Sainsbury’s clothing range Tu has been widely praised for its new summer ad featuring 13 women with a diverse range of body shapes and sizes, races and ages, dancing across the screen with sheer abandon.
The advert, titled ‘Summer of Love’, is set to the 2018 song ‘Boasty’ by Wiley, featuring Idris Elba, and shows the women – who haven’t been photoshopped or retouched – dancing around in summer dresses and swimming costumes.
“Don’t let body hang-ups hold you back,” the voiceover states. “Because every body is beautiful. This is the summer of love yourself.”
People on social media have been quick to heap praise on the campaign, which launched in the same week as a new series of Love Island was criticised for its lack of body diversity on screen.
“Sorrryyy but every brand best listen up and take note because this is how you do an ad campaign,” wrote one person below the ad on Instagram.
Another commenter said: “Real diversity. Not ‘oh look some [thin] fat people’ as a token gesture. No ‘this is the new size 6’ to shame thinner ladies just lots of different types of ladies; just like the real world and just yes!”
One person admitted they actually cried when they first watched the ad: “Saw this on TV for the first time last night and genuinely got a little happy tear!”
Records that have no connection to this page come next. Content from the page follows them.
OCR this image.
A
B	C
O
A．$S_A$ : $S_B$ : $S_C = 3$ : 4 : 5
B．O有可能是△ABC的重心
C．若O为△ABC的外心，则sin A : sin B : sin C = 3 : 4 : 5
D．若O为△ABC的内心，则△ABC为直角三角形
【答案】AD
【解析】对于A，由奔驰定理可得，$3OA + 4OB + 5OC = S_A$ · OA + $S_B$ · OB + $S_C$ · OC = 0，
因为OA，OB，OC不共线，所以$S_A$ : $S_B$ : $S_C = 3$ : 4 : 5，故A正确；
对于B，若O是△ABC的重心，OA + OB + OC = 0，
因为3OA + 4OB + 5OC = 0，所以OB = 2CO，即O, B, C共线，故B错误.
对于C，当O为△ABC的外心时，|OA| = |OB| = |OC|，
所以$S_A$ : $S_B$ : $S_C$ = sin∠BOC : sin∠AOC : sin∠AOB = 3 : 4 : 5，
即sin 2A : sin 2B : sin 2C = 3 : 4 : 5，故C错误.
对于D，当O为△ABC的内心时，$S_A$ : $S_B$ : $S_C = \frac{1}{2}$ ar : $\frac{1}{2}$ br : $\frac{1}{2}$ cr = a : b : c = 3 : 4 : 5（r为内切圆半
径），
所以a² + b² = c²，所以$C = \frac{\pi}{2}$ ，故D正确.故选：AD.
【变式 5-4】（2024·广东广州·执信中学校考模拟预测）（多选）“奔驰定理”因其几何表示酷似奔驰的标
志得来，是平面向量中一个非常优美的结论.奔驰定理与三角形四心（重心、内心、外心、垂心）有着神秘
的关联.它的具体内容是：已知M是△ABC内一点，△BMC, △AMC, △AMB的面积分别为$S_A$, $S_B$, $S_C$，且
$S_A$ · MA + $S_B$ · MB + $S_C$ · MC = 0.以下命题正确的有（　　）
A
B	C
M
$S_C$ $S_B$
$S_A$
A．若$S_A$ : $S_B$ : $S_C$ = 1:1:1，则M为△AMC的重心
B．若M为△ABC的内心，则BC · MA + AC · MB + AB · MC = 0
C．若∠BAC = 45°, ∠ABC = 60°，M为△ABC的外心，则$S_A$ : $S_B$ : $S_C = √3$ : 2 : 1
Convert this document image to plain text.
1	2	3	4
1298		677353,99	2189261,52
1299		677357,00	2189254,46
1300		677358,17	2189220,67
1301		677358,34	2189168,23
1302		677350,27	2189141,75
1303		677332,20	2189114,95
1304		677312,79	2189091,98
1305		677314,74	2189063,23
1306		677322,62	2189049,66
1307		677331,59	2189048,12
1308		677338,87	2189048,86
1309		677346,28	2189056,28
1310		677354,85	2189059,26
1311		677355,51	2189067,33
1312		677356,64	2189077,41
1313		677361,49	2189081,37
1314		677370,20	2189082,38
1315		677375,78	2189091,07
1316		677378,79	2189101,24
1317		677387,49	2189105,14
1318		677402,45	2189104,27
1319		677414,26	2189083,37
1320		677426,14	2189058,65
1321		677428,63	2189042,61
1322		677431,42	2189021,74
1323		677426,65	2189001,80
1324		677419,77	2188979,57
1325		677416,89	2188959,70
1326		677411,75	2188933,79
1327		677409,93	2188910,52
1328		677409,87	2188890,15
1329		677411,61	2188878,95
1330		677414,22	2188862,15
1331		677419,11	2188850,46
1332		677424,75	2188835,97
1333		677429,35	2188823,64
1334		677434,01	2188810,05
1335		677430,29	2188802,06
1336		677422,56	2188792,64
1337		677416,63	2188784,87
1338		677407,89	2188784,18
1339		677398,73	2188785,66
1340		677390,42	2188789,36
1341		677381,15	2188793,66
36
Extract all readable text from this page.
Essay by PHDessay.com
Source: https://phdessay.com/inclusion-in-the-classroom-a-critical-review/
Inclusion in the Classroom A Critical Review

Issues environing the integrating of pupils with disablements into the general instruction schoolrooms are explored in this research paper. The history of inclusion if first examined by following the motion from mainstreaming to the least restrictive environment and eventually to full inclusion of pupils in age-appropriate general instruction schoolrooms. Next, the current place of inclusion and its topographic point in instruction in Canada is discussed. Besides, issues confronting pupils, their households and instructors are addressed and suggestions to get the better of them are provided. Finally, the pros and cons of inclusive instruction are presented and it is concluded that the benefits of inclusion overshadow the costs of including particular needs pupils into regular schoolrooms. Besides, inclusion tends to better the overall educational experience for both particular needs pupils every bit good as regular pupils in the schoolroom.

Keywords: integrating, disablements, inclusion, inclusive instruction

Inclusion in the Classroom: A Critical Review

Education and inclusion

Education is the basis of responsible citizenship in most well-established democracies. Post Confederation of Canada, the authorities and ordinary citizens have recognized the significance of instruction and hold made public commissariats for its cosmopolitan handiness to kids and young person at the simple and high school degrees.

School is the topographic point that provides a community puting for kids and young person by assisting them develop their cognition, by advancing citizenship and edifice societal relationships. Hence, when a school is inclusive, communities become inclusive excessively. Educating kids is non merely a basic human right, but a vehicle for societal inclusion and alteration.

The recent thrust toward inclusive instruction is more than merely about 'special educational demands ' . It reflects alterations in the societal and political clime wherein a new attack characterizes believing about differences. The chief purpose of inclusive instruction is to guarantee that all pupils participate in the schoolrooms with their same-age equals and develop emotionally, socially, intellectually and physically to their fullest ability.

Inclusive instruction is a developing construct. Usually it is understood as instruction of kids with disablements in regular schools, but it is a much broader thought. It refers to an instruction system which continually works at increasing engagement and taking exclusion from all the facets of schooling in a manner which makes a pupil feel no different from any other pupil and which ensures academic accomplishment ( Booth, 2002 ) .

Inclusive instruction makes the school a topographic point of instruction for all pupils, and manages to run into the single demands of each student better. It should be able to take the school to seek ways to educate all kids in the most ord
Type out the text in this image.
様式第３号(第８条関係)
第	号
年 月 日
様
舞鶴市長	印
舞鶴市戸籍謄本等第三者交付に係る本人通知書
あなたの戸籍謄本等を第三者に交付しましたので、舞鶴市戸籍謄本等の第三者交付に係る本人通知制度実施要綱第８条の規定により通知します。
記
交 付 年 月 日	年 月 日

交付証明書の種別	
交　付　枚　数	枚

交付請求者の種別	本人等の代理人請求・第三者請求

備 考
A parent said: “This is exactly the kind of advertising I want my daughters to see on the TV. Love it.”
Several commenters said they would now be shopping with the brand, which is also available at Argos.
In February 2019 the supermarket released a lingerie advert also welcomed by female customers, called ‘All Boobs Welcome’. It featured real women in only their bras explaining what they nicknamed their boobs. The answers ranged from knockers, to fried eggs, crumb catchers, and curiously ‘Ant and Dec’.
A spokesperson for Tu said of the new ad: “Conversations about our bodies should empower us, make us feel positively fabulous and encourage us to be kind to ourselves and work towards loving what we have.”
One person summed up what everyone else was thinking, saying: “At last, diversity! Well done.”